Before we analyse the bout itself, I must mention that this fight has an absurd amount of wildcards. Robbie's past three fights have been 5 round wars. The type that change the way a fighter performs. Lawler is one of the toughest men on the planet, so he has mostly kept the pace. However, don't get it twisted: this is a brutal sport. Sooner or later, he'll steadily start to decline. Will it be at UFC 201? I don't think so, but you never know. On the other side, Woodley hasn't fought for over 19 months. Ring rust is absolutely a thing, so even if he wisely used the time off to improve his bag of skills, he might not look like the Tyron we're all used to seeing. We also have the fact that this will be an Orthodox versus a Southpaw. Finally. both guys train at the same gym (different branches, but still sort of awkward). My point is: there's only so much you can predict.
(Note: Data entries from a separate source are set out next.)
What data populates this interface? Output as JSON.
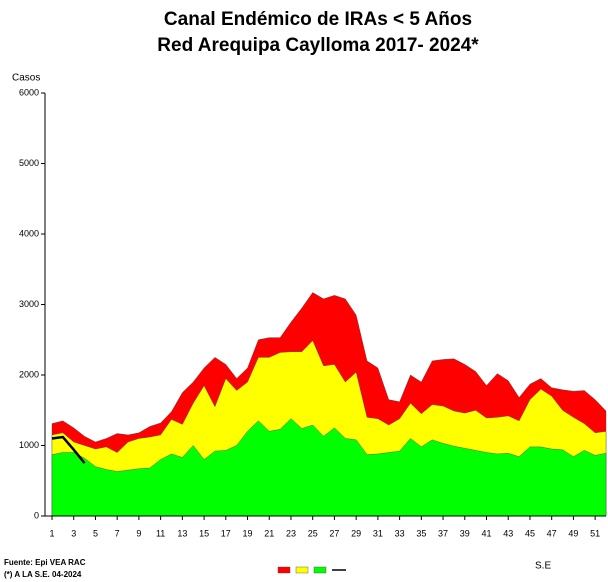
{
  "chart_data": {
    "type": "area",
    "title": "Canal Endémico de IRAs < 5 Años",
    "subtitle": "Red Arequipa Caylloma 2017- 2024*",
    "y_label": "Casos",
    "x_label": "S.E",
    "source": "Fuente: Epi VEA RAC",
    "note": "(*) A LA S.E. 04-2024",
    "x": [
      1,
      2,
      3,
      4,
      5,
      6,
      7,
      8,
      9,
      10,
      11,
      12,
      13,
      14,
      15,
      16,
      17,
      18,
      19,
      20,
      21,
      22,
      23,
      24,
      25,
      26,
      27,
      28,
      29,
      30,
      31,
      32,
      33,
      34,
      35,
      36,
      37,
      38,
      39,
      40,
      41,
      42,
      43,
      44,
      45,
      46,
      47,
      48,
      49,
      50,
      51,
      52
    ],
    "xlim": [
      1,
      52
    ],
    "xticks": [
      1,
      3,
      5,
      7,
      9,
      11,
      13,
      15,
      17,
      19,
      21,
      23,
      25,
      27,
      29,
      31,
      33,
      35,
      37,
      39,
      41,
      43,
      45,
      47,
      49,
      51
    ],
    "ylim": [
      0,
      6000
    ],
    "yticks": [
      0,
      1000,
      2000,
      3000,
      4000,
      5000,
      6000
    ],
    "series": [
      {
        "color": "#ff0000",
        "values": [
          1310,
          1350,
          1250,
          1130,
          1050,
          1100,
          1170,
          1150,
          1180,
          1270,
          1320,
          1480,
          1750,
          1900,
          2100,
          2250,
          2150,
          1950,
          2100,
          2500,
          2530,
          2530,
          2750,
          2950,
          3170,
          3080,
          3130,
          3080,
          2850,
          2200,
          2100,
          1650,
          1620,
          2000,
          1900,
          2200,
          2220,
          2230,
          2150,
          2050,
          1850,
          2020,
          1920,
          1680,
          1870,
          1950,
          1820,
          1790,
          1770,
          1780,
          1650,
          1490
        ]
      },
      {
        "color": "#ffff00",
        "values": [
          1150,
          1180,
          1050,
          1000,
          950,
          980,
          900,
          1050,
          1100,
          1120,
          1150,
          1370,
          1300,
          1600,
          1850,
          1550,
          1950,
          1780,
          1900,
          2250,
          2250,
          2320,
          2330,
          2330,
          2490,
          2130,
          2150,
          1900,
          2040,
          1400,
          1380,
          1290,
          1380,
          1600,
          1450,
          1580,
          1560,
          1490,
          1460,
          1500,
          1390,
          1400,
          1420,
          1350,
          1650,
          1800,
          1700,
          1500,
          1400,
          1310,
          1180,
          1200
        ]
      },
      {
        "color": "#00ff00",
        "values": [
          870,
          900,
          900,
          820,
          700,
          660,
          630,
          650,
          670,
          680,
          800,
          880,
          830,
          1000,
          800,
          920,
          930,
          1000,
          1200,
          1350,
          1200,
          1230,
          1380,
          1240,
          1290,
          1130,
          1250,
          1100,
          1080,
          870,
          880,
          900,
          920,
          1100,
          980,
          1080,
          1030,
          990,
          960,
          930,
          900,
          880,
          890,
          840,
          980,
          980,
          950,
          940,
          840,
          930,
          860,
          890
        ]
      },
      {
        "color": "#000000",
        "type": "line",
        "values": [
          1100,
          1120,
          940,
          750,
          null,
          null,
          null,
          null,
          null,
          null,
          null,
          null,
          null,
          null,
          null,
          null,
          null,
          null,
          null,
          null,
          null,
          null,
          null,
          null,
          null,
          null,
          null,
          null,
          null,
          null,
          null,
          null,
          null,
          null,
          null,
          null,
          null,
          null,
          null,
          null,
          null,
          null,
          null,
          null,
          null,
          null,
          null,
          null,
          null,
          null,
          null,
          null
        ]
      }
    ]
  }
}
If you ask me how I see the fight playing out, Lawler is the strong favorite. How could he not be? The experience and track-record factors are on his side. The key to Robbie retaining will be pressure. He's always been a fan of pushing the pace and putting his opposition on the cage. That's exactly what he'll need to do in order to defeat Woodley. Tyron has shown problems when fighting with his back against the wall. He tends to panic and make mistakes. Rory Macdonald was able to pick him apart in that exact position. Robbie's tight striking in the pocket should guide him to a finish. Plus, Woodley is a big fella who typically gasses after the initial rounds. As we all know, 5th round Robbie is one of the scariest creatures in the universe.
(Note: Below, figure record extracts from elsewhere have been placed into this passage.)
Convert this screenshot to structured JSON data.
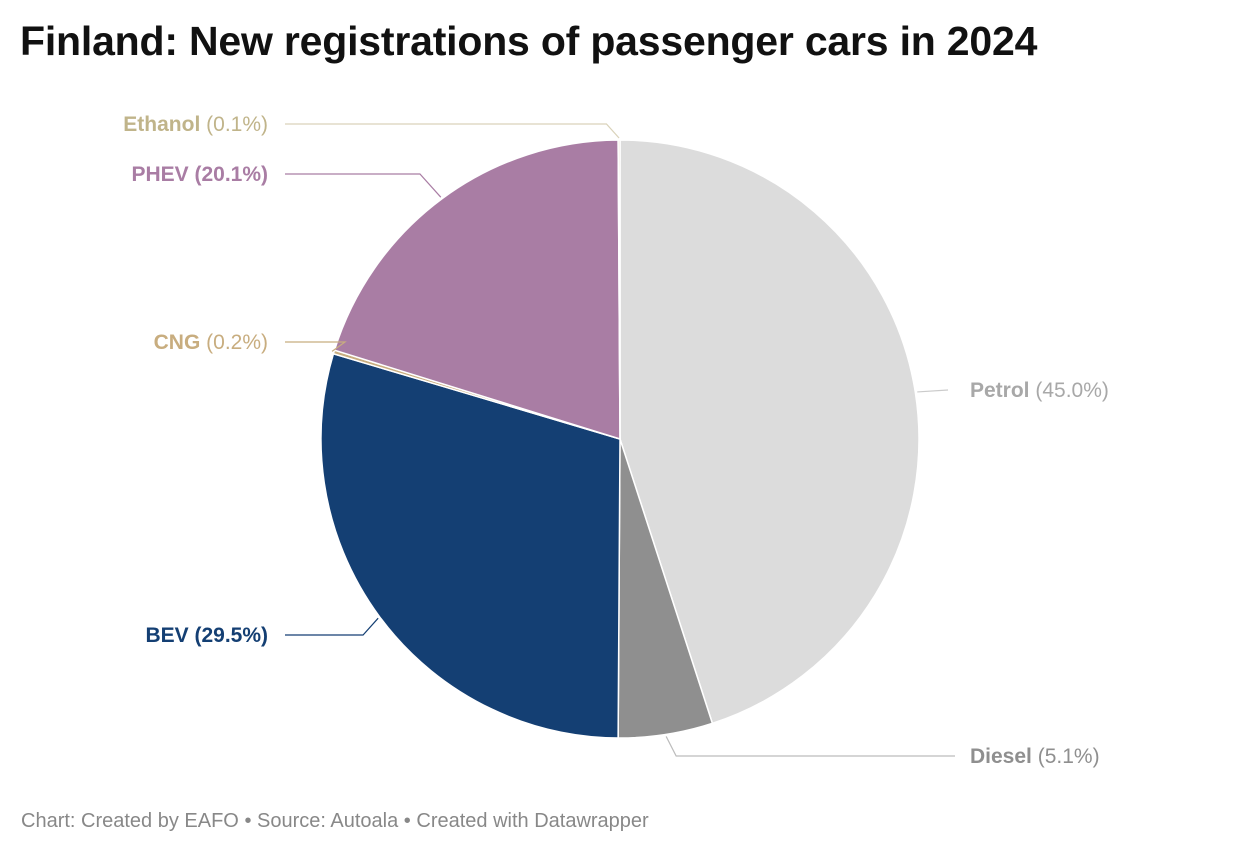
{
  "title": "Finland: New registrations of passenger cars in 2024",
  "footer": {
    "chart": "Chart: Created by EAFO",
    "separator": "•",
    "source": "Source: Autoala",
    "tool": "Created with Datawrapper"
  },
  "chart_data": {
    "type": "pie",
    "title": "Finland: New registrations of passenger cars in 2024",
    "unit": "%",
    "slices": [
      {
        "name": "Petrol",
        "value": 45.0,
        "label": "(45.0%)",
        "color": "#dcdcdc",
        "label_color": "#a8a8a8",
        "bold_pct": false
      },
      {
        "name": "Diesel",
        "value": 5.1,
        "label": "(5.1%)",
        "color": "#8f8f8f",
        "label_color": "#8f8f8f",
        "bold_pct": false
      },
      {
        "name": "BEV",
        "value": 29.5,
        "label": "(29.5%)",
        "color": "#143f73",
        "label_color": "#143f73",
        "bold_pct": true
      },
      {
        "name": "CNG",
        "value": 0.2,
        "label": "(0.2%)",
        "color": "#c8ad7f",
        "label_color": "#c8ad7f",
        "bold_pct": false
      },
      {
        "name": "PHEV",
        "value": 20.1,
        "label": "(20.1%)",
        "color": "#a97da4",
        "label_color": "#a97da4",
        "bold_pct": true
      },
      {
        "name": "Ethanol",
        "value": 0.1,
        "label": "(0.1%)",
        "color": "#e6dcc0",
        "label_color": "#c0b48a",
        "bold_pct": false
      }
    ]
  }
}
When it comes to Woodley, the only way I see him winning is with a flashy KO in the initial rounds. I don't honestly think his wrestling will play a big part for two reasons. The first one is, Lawler has exemplary TD defense and scrambling abilities. If he eventually got taken down, he should be able to pop back up relatively easy. Tyron's key are leg kicks. The current champion has trouble handling leg kicks. At UFC 171, Johnny Hendricks consistently landed combinations that turned around chopping the legs. They unbalanced Lawler, keeping him from landing with full power, and allowed Hendricks to do some damage. We all understand that Woodley's biggest offensive threat is the right hand. A guy like Robbie will craft a gameplan around avoiding it. However, if he mixed his attacks with a variety of shots, there would be a bigger sense of unpredictability, and the opportunity to connect with the right would potentially open up.

Overall, I predict Woodley slowing down after a couple of rounds, and Lawler ruthlessly finishing him in the fourth round.